WHO, THEN, IS THE CULPRIT?

If Christians are not attacking Muslims as a religious collective, yet Muslims are also among those killed, then the perpetrators must be clearly and explicitly identified: armed extremist groups, criminal militias, terrorist organizations, or ideological movements that exploit religion for power and violence. Historical and contemporary data suggests the Islamist Fulani jihadists as the only group that fits this narrative; immigrants whose pristine motive from their first incursion to some territories that are constituent parts of what comprise present-day Nigeria was an Islamic jihad aimed at conquest and displacement of native people and institutions.
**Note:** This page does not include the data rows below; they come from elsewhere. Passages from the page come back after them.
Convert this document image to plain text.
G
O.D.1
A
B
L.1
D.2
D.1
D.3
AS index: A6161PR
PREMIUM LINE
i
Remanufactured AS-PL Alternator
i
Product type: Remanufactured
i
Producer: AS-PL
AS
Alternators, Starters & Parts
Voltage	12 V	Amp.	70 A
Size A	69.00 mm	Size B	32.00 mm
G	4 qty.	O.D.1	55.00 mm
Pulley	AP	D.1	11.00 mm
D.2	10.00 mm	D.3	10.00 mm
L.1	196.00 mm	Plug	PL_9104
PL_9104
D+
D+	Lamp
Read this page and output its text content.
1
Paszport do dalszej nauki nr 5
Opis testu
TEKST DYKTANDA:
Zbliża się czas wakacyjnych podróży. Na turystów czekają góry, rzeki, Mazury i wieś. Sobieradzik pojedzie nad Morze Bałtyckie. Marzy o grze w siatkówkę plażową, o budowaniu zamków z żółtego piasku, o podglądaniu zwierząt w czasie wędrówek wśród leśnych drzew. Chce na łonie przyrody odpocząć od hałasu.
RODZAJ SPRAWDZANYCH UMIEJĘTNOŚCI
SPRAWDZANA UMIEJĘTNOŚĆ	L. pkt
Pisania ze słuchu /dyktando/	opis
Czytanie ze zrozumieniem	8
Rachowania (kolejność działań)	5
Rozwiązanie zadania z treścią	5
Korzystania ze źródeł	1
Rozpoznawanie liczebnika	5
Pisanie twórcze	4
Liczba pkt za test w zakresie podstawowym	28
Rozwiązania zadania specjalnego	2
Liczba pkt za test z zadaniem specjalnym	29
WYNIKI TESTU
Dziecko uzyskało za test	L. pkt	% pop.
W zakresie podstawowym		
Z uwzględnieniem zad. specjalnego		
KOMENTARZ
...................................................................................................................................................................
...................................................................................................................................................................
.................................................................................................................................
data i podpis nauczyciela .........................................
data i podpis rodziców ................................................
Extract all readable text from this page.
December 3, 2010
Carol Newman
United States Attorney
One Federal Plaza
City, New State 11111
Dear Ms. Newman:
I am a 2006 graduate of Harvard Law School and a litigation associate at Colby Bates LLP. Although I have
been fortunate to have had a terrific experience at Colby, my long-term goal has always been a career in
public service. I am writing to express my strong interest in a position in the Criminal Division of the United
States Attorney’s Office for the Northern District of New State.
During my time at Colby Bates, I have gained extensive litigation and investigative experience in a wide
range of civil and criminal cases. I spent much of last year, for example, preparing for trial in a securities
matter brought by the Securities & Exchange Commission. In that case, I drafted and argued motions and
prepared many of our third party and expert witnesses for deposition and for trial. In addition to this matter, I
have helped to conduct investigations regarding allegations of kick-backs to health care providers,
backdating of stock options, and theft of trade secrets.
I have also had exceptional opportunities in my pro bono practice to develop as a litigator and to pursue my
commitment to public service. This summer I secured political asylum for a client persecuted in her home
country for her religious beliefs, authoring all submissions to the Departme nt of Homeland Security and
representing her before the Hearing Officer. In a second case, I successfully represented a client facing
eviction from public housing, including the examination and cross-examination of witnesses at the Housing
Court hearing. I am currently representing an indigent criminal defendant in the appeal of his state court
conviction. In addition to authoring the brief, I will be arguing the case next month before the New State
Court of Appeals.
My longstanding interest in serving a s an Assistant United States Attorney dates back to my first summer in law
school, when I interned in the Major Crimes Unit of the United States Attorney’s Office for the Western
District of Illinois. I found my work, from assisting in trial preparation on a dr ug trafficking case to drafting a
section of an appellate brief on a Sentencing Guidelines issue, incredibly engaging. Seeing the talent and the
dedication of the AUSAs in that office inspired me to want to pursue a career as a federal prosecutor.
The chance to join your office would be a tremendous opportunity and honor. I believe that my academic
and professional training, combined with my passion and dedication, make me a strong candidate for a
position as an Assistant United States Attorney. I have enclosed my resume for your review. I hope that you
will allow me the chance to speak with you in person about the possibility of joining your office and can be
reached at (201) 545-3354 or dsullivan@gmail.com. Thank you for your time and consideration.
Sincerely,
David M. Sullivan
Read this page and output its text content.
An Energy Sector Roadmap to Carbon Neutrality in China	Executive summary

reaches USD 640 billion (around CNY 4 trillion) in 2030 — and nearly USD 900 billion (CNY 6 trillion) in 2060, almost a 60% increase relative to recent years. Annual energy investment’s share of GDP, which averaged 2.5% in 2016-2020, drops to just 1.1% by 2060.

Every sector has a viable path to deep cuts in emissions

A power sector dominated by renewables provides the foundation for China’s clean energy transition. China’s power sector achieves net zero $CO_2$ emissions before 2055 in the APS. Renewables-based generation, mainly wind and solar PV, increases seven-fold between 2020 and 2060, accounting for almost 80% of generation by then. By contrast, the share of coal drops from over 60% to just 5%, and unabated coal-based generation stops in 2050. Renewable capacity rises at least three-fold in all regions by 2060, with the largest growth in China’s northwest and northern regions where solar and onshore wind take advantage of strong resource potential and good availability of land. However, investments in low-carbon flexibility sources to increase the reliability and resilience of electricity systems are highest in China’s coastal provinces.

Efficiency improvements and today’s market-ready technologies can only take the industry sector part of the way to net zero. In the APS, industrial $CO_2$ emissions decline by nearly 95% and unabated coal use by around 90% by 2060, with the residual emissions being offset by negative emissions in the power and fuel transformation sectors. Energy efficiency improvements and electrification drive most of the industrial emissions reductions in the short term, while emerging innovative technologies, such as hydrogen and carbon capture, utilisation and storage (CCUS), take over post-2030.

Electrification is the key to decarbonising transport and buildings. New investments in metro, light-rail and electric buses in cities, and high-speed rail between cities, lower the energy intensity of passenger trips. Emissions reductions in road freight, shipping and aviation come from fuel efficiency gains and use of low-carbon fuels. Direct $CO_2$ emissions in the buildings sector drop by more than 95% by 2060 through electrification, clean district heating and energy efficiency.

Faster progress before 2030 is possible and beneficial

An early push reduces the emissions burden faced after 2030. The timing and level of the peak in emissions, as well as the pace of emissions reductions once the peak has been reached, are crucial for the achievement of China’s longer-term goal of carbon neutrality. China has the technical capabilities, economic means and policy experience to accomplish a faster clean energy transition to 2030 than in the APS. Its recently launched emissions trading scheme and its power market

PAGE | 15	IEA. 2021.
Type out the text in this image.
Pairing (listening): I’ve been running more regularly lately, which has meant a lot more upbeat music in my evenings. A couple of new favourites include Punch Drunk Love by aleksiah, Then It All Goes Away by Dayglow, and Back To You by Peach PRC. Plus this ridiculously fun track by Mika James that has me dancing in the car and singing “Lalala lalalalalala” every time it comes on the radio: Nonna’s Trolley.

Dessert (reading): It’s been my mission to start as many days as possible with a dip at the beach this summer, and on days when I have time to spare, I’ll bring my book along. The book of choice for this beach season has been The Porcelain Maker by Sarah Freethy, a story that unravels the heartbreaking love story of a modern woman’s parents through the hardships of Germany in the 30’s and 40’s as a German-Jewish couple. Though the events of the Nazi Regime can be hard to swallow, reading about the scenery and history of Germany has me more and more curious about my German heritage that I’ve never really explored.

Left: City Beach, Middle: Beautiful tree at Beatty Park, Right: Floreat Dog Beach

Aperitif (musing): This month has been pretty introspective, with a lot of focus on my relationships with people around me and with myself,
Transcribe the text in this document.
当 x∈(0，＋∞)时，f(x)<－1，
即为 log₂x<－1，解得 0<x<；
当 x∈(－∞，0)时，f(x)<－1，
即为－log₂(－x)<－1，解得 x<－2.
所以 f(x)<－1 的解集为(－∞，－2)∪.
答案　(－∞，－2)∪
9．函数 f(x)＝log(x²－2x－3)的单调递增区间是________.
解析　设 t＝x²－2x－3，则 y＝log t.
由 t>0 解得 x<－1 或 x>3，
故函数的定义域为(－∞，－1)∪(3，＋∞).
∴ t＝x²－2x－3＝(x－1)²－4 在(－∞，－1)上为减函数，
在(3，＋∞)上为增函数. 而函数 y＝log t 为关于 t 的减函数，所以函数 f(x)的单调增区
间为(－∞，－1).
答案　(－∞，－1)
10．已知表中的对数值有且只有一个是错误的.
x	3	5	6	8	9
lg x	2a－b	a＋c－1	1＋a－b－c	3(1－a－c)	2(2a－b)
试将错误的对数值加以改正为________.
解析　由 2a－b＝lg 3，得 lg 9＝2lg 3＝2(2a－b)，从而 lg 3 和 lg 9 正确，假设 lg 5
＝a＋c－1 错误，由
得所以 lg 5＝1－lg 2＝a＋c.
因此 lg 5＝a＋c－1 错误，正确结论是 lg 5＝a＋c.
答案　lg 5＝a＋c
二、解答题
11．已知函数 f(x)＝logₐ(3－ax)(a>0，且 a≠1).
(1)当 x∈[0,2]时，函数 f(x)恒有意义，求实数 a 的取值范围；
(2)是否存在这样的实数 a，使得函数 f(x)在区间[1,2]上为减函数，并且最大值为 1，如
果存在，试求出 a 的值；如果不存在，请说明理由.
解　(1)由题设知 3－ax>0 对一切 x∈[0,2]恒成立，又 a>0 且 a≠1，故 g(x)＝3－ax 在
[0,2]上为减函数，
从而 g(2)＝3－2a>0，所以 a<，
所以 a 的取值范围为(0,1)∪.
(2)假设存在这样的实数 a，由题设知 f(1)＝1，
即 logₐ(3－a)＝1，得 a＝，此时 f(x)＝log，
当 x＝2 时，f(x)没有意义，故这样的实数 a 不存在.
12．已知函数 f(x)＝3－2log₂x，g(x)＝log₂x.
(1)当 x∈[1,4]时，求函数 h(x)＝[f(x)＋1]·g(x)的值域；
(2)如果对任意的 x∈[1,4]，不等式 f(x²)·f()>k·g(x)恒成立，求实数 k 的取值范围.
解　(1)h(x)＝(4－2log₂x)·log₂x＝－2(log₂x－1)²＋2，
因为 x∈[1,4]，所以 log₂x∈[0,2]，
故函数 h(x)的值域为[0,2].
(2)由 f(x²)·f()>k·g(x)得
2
The refusal to distinguish between Islam as a faith and the Fulani violent actors who profess Islam harms everyone. It allows the Fulani settler immigrants and extremists to hide behind populations of indigenous ethnic groups and critics to be accused of bigotry for asking legitimate questions. Precision is not prejudice; it is the foundation of justice.

CONCLUSION: TRUTH IS NOT HATRED

Asking “Who is the culprit?” is not an act of hostility. It is an act of moral responsibility.

The lives of Christians lost to targeted violence cannot be erased by the rhetorical symmetry of the culprits. Nor can justice be achieved by pretending that all deaths arise from the same causes or carry the same intent.

If Muslims are killed, they deserve justice. If Christians are targeted for extermination, they also deserve justice, recognition and protection. These truths are not mutually exclusive. What is unacceptable is the weaponization of one tragedy to silence another. Truth demands clarity. Justice demands courage.

And, history will judge not only those who killed, but those who refused to ask who did it, and those who keep pretending not to know it’s the continuation of the genocidal campaign of the immigrant Islamist Fulani jihadists against the Native Indigenous Ethnic People and Christians of Nigeria.